Но они еще раз вернулись к нему в тот же день. А именно: он уже вышел из калитки на улицу, уже простился с Эмилией, в последний раз крикнув ей «Adieu, Zuckerpüppchen!»[7], как вдруг мимо его прошмыгнул человек невысокого роста и, обернувшись на миг в его сторону (ночь давно наступила, но луна светила довольно ярко), выставил цыганское худощавое лицо с черными густыми бровями и усами, черными глазами и крючковатым носом. Человек этот тотчас бросился за угол, а Кузьме Васильевичу показалось, что он узнал не лицо его, — он никогда не видал его прежде, — а обшлаг его рукава: три серебряные пуговки явственно сверкнули на луне. Тревожное недоумение зашевелилось в душе осторожного лейтенанта; вернувшись домой, он не закурил, по обыкновению, своей пенковой трубки. Впрочем, неожиданное знакомство с любезною Эмилией и приятные часы, проведенные в ее обществе, способствовали взволнованному настроению его чувств.
Какие бы ни были опасения Кузьмы Васильевича, они рассеялись скоро и не оставили следа. Он стал частенько наведываться к обеим дамам из Риги. Влюбчивый лейтенант сблизился с Эмилией. Сперва он стыдился этой близости, скрывал свои посещения, потом перестал стыдиться и скрываться; кончилось тем, что он охотнее сидел у своих новых знакомых, чем у кого бы то ни было, не говоря уже о собственных не слишком веселых четырех стенах. Сама мадам Фритче уже не возбуждала в нем неприятных ощущений, хотя обращалась с ним неприветливо и угрюмо по-прежнему. Особы мало зажиточные, подобные госпоже Фритче, в гостях своих преимущественно ценят щедрость; а Кузьма Васильевич был скупенек и дарил больше изюмом, грецкими орехами, пряниками… Только раз он, по собственному выражению, «разорился», поднес Эмилии легонькую розовую косынку настоящей французской материи; а она в тот же день прожгла на свечке его подарок. Он стал ей выговаривать: она нацепила косынку на хвост кошке; он рассердился; она рассмеялась ему в нос. Кузьма Васильевич должен был, наконец, самому себе сознаться, что он не только не пользовался уважением дам из Риги, но даже доверия их не заслужил: его никогда не впускали разом, без предварительного осмотра; иногда заставляли дожидаться, иногда отсылали прочь безо всякой церемонии и, желая что-нибудь скрыть от него, беседовали при нем по-немецки. Эмилия не отдавала ему никакого отчета в своих поступках и на его вопросы отвечала как-то вскользь, словно не расслышав его слов; а главное: некоторые комнаты в доме мадам Фритче, который был довольно обширен, хотя с улицы казался лачужкой, оставались для него постоянно закрытыми. За всем тем Кузьма Васильевич не прекращал своих посещений, а, напротив, учащал их: он все-таки живых людей видел. Самолюбие его удовлетворялось также и тем, что Эмилия продолжала называть его Флорестаном, находила его красавцем необыкновенным и уверяла, что у него глаза, как у райской птицы, «wie die Augen eines Paradiesvogels!»

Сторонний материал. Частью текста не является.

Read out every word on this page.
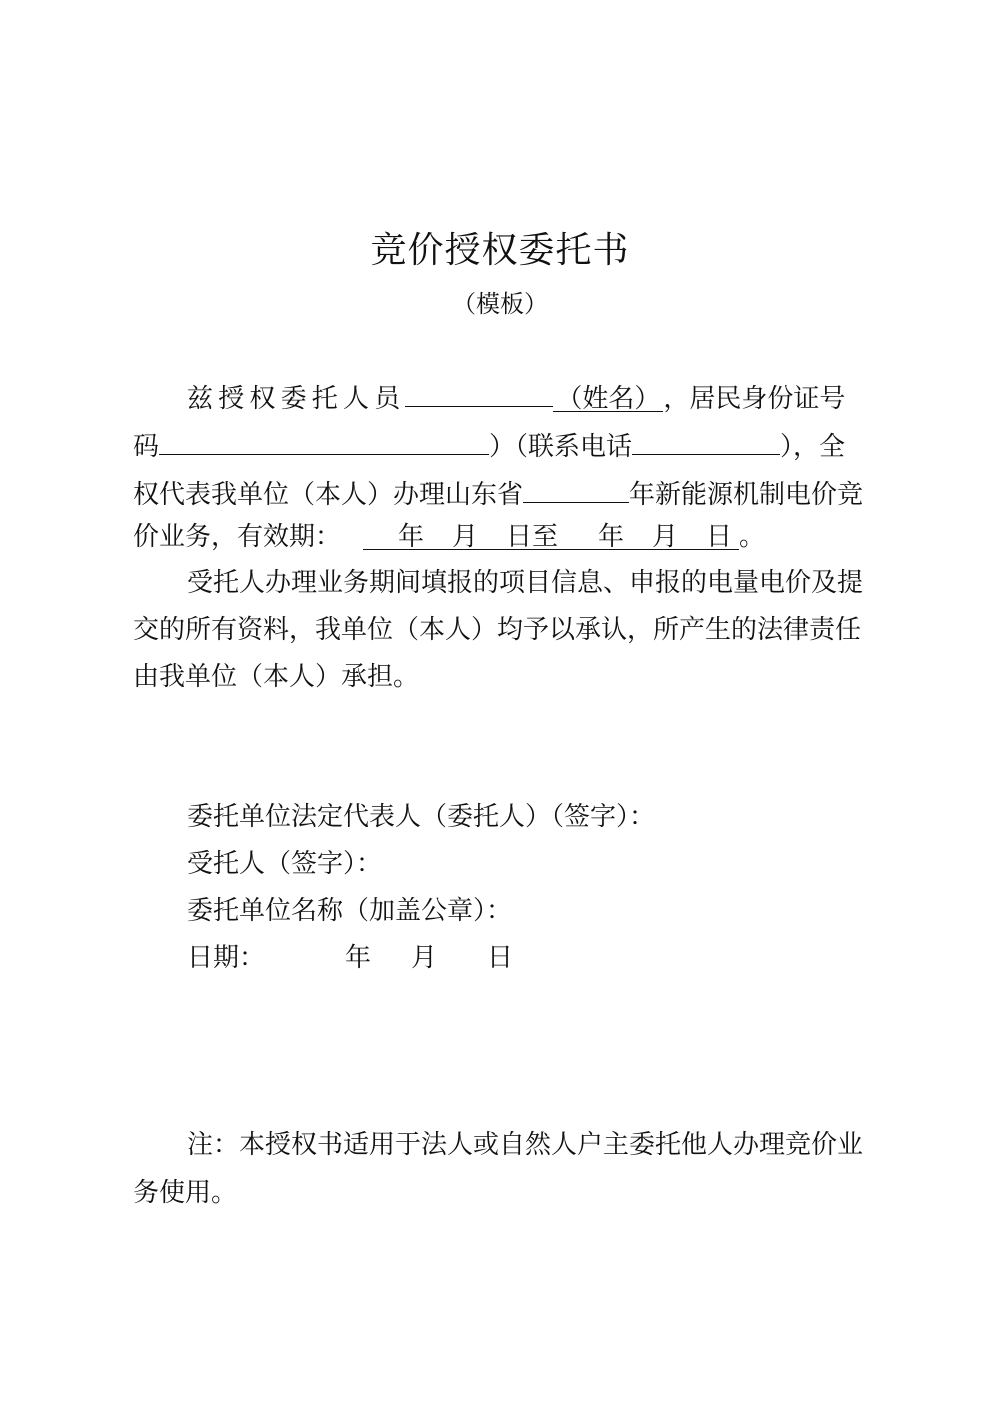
竞价授权委托书
（模板）
兹授权委托人员	（姓名） ，居民身份证号
码	）（联系电话	），全
权代表我单位（本人）办理山东省	年新能源机制电价竞
价业务，有效期： 年 月 日至 年 月 日 。
受托人办理业务期间填报的项目信息、申报的电量电价及提
交的所有资料，我单位（本人）均予以承认，所产生的法律责任
由我单位（本人）承担。
委托单位法定代表人（委托人）（签字）：
受托人（签字）：
委托单位名称（加盖公章）：
日期：	年 月 日
注：本授权书适用于法人或自然人户主委托他人办理竞价业
务使用。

Однажды, в самый развал лета, в полдень, Кузьма Васильевич, провозившись целое утро на солнце с подрядчиками и работниками, притащился измученный, разбитый к калитке слишком известного ему домика. Он постучался; его впустили. Он ввалился в так называемую гостиную и тотчас же прикорнул на диване. Эмилия подошла к нему и отерла платком его взмокший лоб.
— Как он устал, мой крошка! Как ему жарко! — проговорила она с соболезнованием. — Боже мой! хоть бы воротник расстегнул. Господи! Так душка и прыгает.
— Умаялся я, дружок, — простонал Кузьма Васильевич. — С утра на ногах, да на самом всё припеке. Беда! Домой хотел идти. Там опять эти аспиды, подрядчики! А у вас тут прохлада… кажется, соснул бы.
— Ну что же? Почивай, мой цыпленочек; здесь никто не мешает…
— Да совестно как будто…
— В-вот, что за совесть! Почивай. А я тебя буду… как это по-вашему?.. байбайкать. «Schlaf, mein Kindchen, schlafe!»[8] — запела она.
— Водицы бы сперва испить…
— Вот тебе стакан воды. Свежая! Как кристалл! Постой, я подушечку под голову положу… А вот это от мух.